As the Great Fire begins to rage, the Fifth Doctor is quite happy to let it burn – there are deaths he can’t prevent and deaths he can – but it’s almost sweet that at the end of The Visitation, Richard Mace, in his determination to stay and help people fight the inferno, finally earns himself at least the respect of a favour from the Fifth Doctor, who offers to take him out of danger, to ensure he’ll be alive tomorrow. Mace’s refusal, his dedication in a moment of utter crisis to helping out his fellow humans, feels like a natural strand of his character, and the Doctor is able to finally close the Tardis door on him, knowing that the highwayman was genuinely not all bad after all.

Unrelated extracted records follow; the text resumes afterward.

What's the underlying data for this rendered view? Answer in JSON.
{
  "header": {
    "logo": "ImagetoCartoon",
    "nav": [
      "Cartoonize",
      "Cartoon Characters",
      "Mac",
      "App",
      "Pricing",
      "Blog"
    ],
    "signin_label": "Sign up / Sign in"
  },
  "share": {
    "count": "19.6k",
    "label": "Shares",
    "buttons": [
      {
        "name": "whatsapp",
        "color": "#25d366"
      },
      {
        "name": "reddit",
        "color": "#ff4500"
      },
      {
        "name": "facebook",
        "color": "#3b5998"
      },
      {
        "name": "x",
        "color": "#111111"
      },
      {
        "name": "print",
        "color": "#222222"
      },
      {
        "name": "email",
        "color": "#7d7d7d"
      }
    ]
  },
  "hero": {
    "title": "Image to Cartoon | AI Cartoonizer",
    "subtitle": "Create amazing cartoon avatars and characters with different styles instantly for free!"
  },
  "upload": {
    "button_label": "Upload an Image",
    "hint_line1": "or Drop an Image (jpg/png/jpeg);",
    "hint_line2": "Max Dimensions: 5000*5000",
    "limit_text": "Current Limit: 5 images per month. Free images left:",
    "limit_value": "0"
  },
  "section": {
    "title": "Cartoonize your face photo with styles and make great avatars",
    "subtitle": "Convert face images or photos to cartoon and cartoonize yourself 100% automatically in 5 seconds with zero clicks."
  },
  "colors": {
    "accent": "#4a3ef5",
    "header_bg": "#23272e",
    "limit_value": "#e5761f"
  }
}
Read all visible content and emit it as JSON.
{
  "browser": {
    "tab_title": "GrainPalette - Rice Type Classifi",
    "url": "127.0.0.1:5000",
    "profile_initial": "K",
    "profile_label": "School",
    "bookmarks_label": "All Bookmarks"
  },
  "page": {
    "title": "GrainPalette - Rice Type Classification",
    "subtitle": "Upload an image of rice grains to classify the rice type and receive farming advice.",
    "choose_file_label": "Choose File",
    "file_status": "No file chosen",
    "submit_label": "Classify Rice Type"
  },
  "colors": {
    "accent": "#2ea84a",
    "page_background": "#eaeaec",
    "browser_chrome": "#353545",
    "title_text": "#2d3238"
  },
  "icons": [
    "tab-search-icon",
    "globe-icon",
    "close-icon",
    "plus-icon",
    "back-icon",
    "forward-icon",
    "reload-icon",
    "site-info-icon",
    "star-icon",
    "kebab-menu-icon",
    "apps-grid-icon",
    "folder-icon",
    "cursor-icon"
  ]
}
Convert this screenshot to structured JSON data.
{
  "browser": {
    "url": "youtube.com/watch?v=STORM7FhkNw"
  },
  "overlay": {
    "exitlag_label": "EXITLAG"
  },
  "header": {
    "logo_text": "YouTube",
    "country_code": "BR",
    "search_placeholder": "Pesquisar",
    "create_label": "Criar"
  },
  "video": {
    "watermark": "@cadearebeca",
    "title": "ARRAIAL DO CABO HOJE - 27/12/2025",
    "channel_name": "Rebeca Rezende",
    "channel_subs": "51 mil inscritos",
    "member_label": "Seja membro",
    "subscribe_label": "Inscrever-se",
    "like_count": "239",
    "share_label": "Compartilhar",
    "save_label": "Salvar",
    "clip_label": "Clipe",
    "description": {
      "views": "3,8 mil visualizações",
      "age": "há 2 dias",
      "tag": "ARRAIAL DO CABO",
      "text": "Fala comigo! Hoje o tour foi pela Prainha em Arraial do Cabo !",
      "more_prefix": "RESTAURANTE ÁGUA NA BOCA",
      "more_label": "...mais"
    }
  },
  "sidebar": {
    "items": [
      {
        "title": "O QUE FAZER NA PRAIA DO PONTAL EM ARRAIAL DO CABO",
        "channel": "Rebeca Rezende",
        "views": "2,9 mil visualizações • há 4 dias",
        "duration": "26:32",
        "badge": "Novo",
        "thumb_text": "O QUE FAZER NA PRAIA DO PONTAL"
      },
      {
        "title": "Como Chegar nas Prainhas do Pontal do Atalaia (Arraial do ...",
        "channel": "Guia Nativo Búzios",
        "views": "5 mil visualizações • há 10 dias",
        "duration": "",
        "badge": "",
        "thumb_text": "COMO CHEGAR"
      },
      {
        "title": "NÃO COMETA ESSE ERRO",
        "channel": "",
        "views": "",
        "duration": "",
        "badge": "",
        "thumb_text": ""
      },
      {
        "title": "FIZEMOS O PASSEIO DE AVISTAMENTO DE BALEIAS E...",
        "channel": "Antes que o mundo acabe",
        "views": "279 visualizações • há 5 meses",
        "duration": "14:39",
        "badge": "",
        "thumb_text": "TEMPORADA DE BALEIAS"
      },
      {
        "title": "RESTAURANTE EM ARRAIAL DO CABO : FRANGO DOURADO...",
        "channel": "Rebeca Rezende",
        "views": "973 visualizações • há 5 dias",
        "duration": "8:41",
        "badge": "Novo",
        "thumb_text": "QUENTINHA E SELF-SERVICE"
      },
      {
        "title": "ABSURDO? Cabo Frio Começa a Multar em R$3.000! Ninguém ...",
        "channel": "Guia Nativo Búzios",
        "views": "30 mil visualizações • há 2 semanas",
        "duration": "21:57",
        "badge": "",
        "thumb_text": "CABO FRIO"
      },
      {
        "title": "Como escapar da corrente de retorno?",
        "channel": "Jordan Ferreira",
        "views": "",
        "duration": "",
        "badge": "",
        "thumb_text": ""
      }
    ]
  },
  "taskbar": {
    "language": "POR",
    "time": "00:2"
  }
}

Re-watching The Visitation more than thirty years after broadcast, a surprising amount of it stands up to scrutiny very well – the script is solid, the visuals and costumes mostly sound, and the performances from the two Michaels, Melia and Robbins, help elevate the story above some of the also-rans of Peter Davison’s first season. Really, the big issue is in the Terileptil costumes (an issue that would continue to blight otherwise reasonably interesting stories, like Arc of Infinity, Frontios and – dare we say it – The Twin Dilemma), which punch a hole of hilarity into what is otherwise good work from all concerned. Give it another watch today, and give the Terileptils a chance.